Starting on Tuesday (2nd May), organisers are promising a week of activities and inspiring talks for “self-indentifying women only”, based around the national Sport England campaign ‘This Girl Can’.

The week of activities has been organised by NUSU sabbatical officers and campaigners, who say there is a problem with an unreasonable public perception of the female body and certain sports facilities in Newcastle that are seen as “male only”.

Participators in the campaign can benefit from free taster sessions, including a two-hour women-only weight training session in the Sports Centre plus pole dancing and fencing.

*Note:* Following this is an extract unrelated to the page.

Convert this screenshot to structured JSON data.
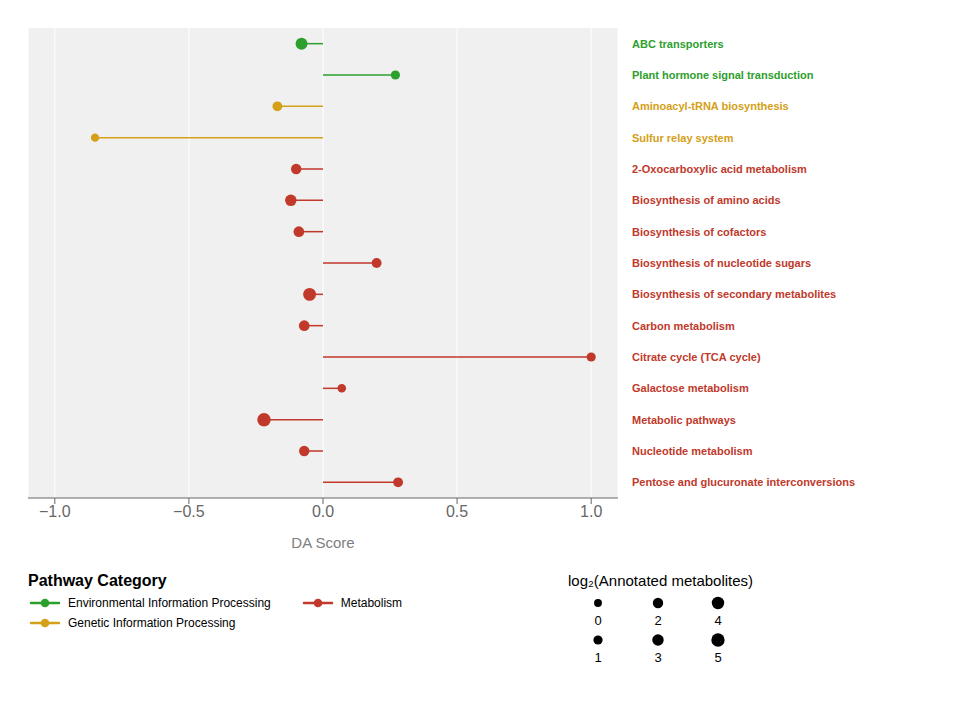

Racial Equalities Officer at NUSU and organiser, Safiya Robinson, said: “There’s a problem because we live in a society that doesn’t allow women to take up space in the same way that men are able to.”

“Every year, in the Sports Centre feedback surveys, female students report feeling unsafe or under confident whilst using the sports facilities with spaces like the weights room being seen as “male only” spaces.”

“We live in a society that that shames women’s bodies, whether they are too skinny, too large, too muscular etc.”

“I couldn’t give a definitive answer as to what can be done about it, but acknowledging these issues and how we are all complicit in perpetuating them is definitely a good place to start”.

You do not need a sports centre membership to get involved in the activities. Participators are asked just to let the Sports Centre reception know you are there for a Newcastle Girls Can event for entry.

Asked whether it was sexist to exclude men from the activities, Politics and History fresher and regular gym-user, Sophie said:

“It’s “sexist” to keep anyone out of a space because of their gender in a theoretical way, yes, but it’s also meaningful for a group to have a place where they can feel safe and comfortable.”

“These events act as ‘confidence builders’ and can lead to women feeling more comfortable joining in with activities that have been traditionally male-centric. There are times when both men and women can benefit from gender-specific services.”

“If women feel like they will gain confidence in a women-only environment by all means provide that environment, but make it clear that this is not about putting men down, because that is not what feminism is”.